In April 2023, we submitted comments to the United States National Institute of Standards and Technology (NIST), to contribute to its Guidelines on Digital Identity. Given that the NIST guidelines are very technical — the Guidelines are written for a specialist audience — we published this short “explainer” document with the hope of providing a resource to empower other civil society organizations and public interest lawyers, to engage with technical standards-setting bodies to raise human rights concerns related to digitalization in the future. This document therefore sets out the importance of standards bodies, provides an accessible “explainer” on the Digital Identity Guidelines, and summarizes our comments and recommendations.
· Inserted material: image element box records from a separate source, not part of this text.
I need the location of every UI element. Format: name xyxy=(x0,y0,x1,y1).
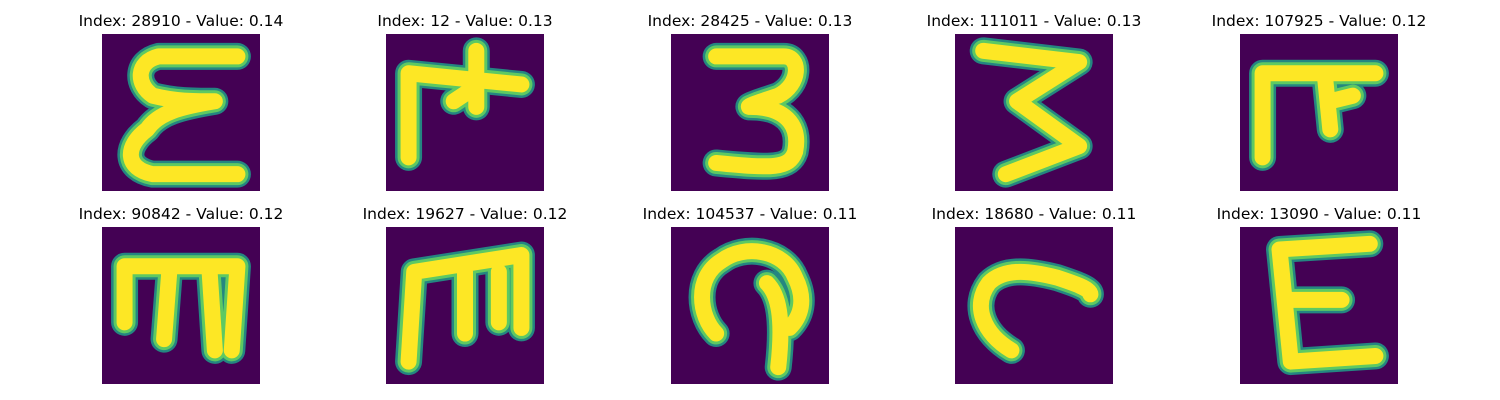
panel-title: Index: 111011 - Value: 0.13 xyxy=(926,12,1142,30)
glyph-image xyxy=(1240,34,1398,191)
panel-title: Index: 18680 - Value: 0.11 xyxy=(931,205,1137,223)
grid-panel-2: Index: 12 - Value: 0.13 xyxy=(355,11,575,191)
grid-panel-8: Index: 104537 - Value: 0.11 xyxy=(640,204,860,384)
panel-title: Index: 28910 - Value: 0.14 xyxy=(78,12,284,30)
glyph-image xyxy=(102,227,260,384)
grid-panel-6: Index: 90842 - Value: 0.12 xyxy=(71,204,291,384)
glyph-image xyxy=(671,227,829,384)
grid-panel-10: Index: 13090 - Value: 0.11 xyxy=(1209,204,1429,384)
panel-title: Index: 13090 - Value: 0.11 xyxy=(1216,205,1422,223)
grid-panel-9: Index: 18680 - Value: 0.11 xyxy=(924,204,1144,384)
glyph-image xyxy=(386,34,544,191)
glyph-image xyxy=(671,34,829,191)
glyph-image xyxy=(1240,227,1398,384)
grid-panel-1: Index: 28910 - Value: 0.14 xyxy=(71,11,291,191)
grid-panel-3: Index: 28425 - Value: 0.13 xyxy=(640,11,860,191)
panel-title: Index: 19627 - Value: 0.12 xyxy=(362,205,568,223)
glyph-image xyxy=(386,227,544,384)
panel-title: Index: 28425 - Value: 0.13 xyxy=(647,12,853,30)
grid-panel-5: Index: 107925 - Value: 0.12 xyxy=(1209,11,1429,191)
grid-panel-7: Index: 19627 - Value: 0.12 xyxy=(355,204,575,384)
panel-title: Index: 90842 - Value: 0.12 xyxy=(78,205,284,223)
glyph-image xyxy=(102,34,260,191)
grid-panel-4: Index: 111011 - Value: 0.13 xyxy=(924,11,1144,191)
glyph-image xyxy=(955,34,1113,191)
panel-title: Index: 12 - Value: 0.13 xyxy=(377,12,553,30)
panel-title: Index: 104537 - Value: 0.11 xyxy=(642,205,858,223)
panel-title: Index: 107925 - Value: 0.12 xyxy=(1211,12,1427,30)
glyph-image xyxy=(955,227,1113,384)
The National Institute of Standards and Technology (NIST), which is part of the U.S. Department of Commerce, is a prominent and powerful standards body. Its standards are influential, shaping the design of digital systems in the United States and elsewhere. Over the past few years, NIST has been in the process of creating and updating a set of official Guidelines on Digital Identity, which “present the process and technical requirements for meeting digital identity management assurance levels … including requirements for security and privacy as well as considerations for fostering equity and the usability of digital identity solutions and technology.”

The primary audiences for the Guidelines are IT professionals and senior administrators in U.S. federal agencies that utilize, maintain, or develop digital identity technologies to advance their mission. The Guidelines fall under a wider NIST initiative to design a Roadmap on Identity Access and Management that explores topics like accelerating adoption of mobile drivers licenses, expanding biometric measurement programs, promoting interoperability, and modernizing identity management for U.S. federal government employees and contractors.

This technical guidance is particularly influential, as it shapes decision-making surrounding the design and architecture of digital identity systems. Biometrics and identity and security companies frequently cite their compliance with NIST standards to promote their technology and to convince governments to purchase their hardware and software products to build digital identity systems. Other technical standards bodies look to NIST and cite NIST standards. These technical guidelines thus have a great deal of influence well beyond the United States, affecting what is deemed acceptable or not within digital identity systems, such as how and when biometrics can be used. . 

Such technical standards are therefore of vital relevance to all those who are working on digital identity. In particular, these standards warrant the attention of civil society organizations and groups who are concerned with the ways in which digital identity systems have been associated with discrimination, denial of services, violations of privacy and data protection, surveillance, and other human rights violations. Through this explainer, we hope to provide a resource that can be helpful to such organizations, enabling and encouraging them to contribute to technical standard-setting processes in the future and to bring human rights considerations and recommendations into the standards that shape the design of digital systems.